By November 18, 2014March 21st, 2017Travel Blog

Whether it’s in a tent, a cabin or an RV there’s nothing like camping for a quick reset with restful sleep that calms the soul. Putting the solipsism argument aside, there is a scientific argument to be made for the reset. Researchers are discovering that camping beyond the lights and unnatural bustle of modern society can restore our natural circadian rhythms.

If you’re a reader of this blog, you may have read the ancient sleep blog entry about our take on the difference between our modern eight hour day and how we once slept long before the industrial age. Before bright lights and the modern city or town, our circadian rhythms, somewhat inaccurately referred to by the colloquialism of “internal body clock,” guided our awake and sleep patterns.

While this biological imperative still guides our sleep and informs our health, it is much more easily and often out of whack due to the 24/7 modern world. Camping has been found to reset that clock.

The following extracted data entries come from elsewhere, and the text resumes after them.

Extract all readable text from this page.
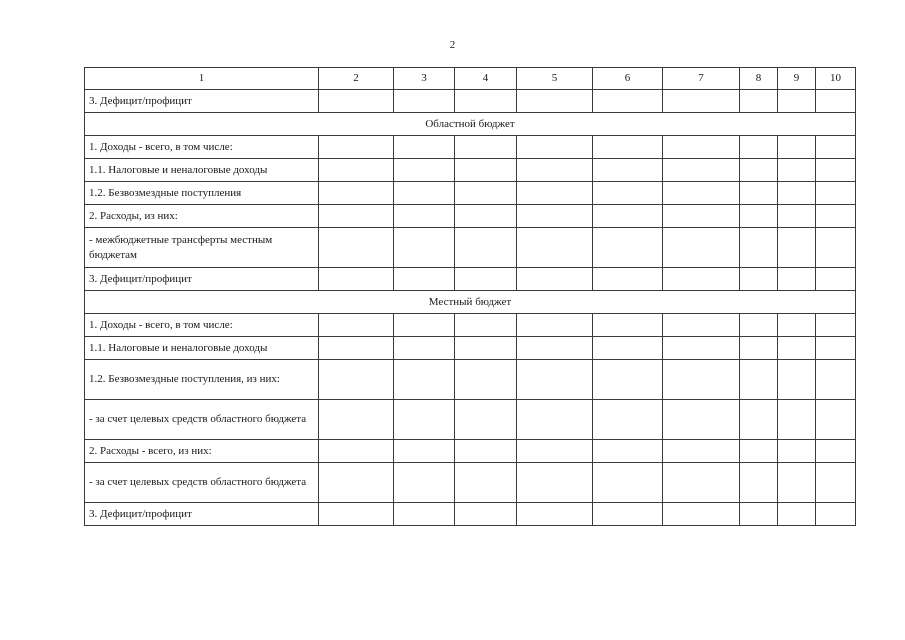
2
1	2	3	4	5	6	7	8	9	10
3. Дефицит/профицит									
Областной бюджет									
1. Доходы - всего, в том числе:									
1.1. Налоговые и неналоговые доходы									
1.2. Безвозмездные поступления									
2. Расходы, из них:									
- межбюджетные трансферты местным бюджетам									
3. Дефицит/профицит									
Местный бюджет									
1. Доходы - всего, в том числе:									
1.1. Налоговые и неналоговые доходы									
1.2. Безвозмездные поступления, из них:									
- за счет целевых средств областного бюджета									
2. Расходы - всего, из них:									
- за счет целевых средств областного бюджета									
3. Дефицит/профицит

A recent study from the Sleep and Chronobiology Laboratory at the University of Colorado shows that camping outdoors sans electronic devices, helped synchronize people’s internal body clock to solar time so that they went to bed at sunset and woke up just after sunrise. This is paired with an additional study regarding how modern lights of night skies shape our circadian rhythms today.

Your first question may be, “what is circadian rhythm and is it a beat that I can dance to?” Well, your body certainly can, and does. The National Institute of General Medical Sciences (NIGMS), a part of the National Institute of Health (NIH) has a great circadian rhythm education primer on what circadian rhythms actually are and what they do, but here is a shorter, less scientific explanation.

The first line of the NIGMS circadian rhythm fact sheet pretty much spells it out in broad terms. They say, and we quote, “circadian rhythms are physical, mental and behavioral changes that follow a roughly 24-hour cycle, responding primarily to light and darkness in an organism’s environment.

Although the body clock drives circadian rhythms and is not exactly the same thing, circadian rhythms have their basis in nerve cells within the brain and are mainly influenced by light. The body has a number of different “clocks,” and circadian rhythm turns different genes on and off for a number of these clocks.

The big picture is that they not only affect our sleep-wake cycles, they influence hormone release, body temperature and other functions of the body. Obviously, they have a profound effect on our health in many ways, which is why sleep (as a restorative and reboot function) is so essential.

Although statistics show that more than 45 million people went camping in the spring of 2014 with the vast majority of them camping by tent, the numbers have declined and fluctuated. Reasons for this include economic changes, the general demands of modern life and the pull of technological recreation.

Regardless of the numbers, camping will always be a part of us as the wilderness calls our minds and bodies in order to reconnect with the natural world and natural sleep. Even those with sleep conditions such as Obstructive Sleep Apnea (OSA) can partake of the benefits of camping with today’s highly portable, full featured and long battery life CPAP machines.

Early preservationist, naturalist, and early advocate for the National Park system John Muir knew a thing or two about the relationship of our minds and bodies to the outdoors without modern distractions. Two of his many famous quotes say it all:

“When one tugs at a single thing in nature, he finds it attached to the rest of the world.”

“Thousands of tired, nerve-shaken, over-civilized people are beginning to find out that going to the mountains is going home; that wildness is a necessity”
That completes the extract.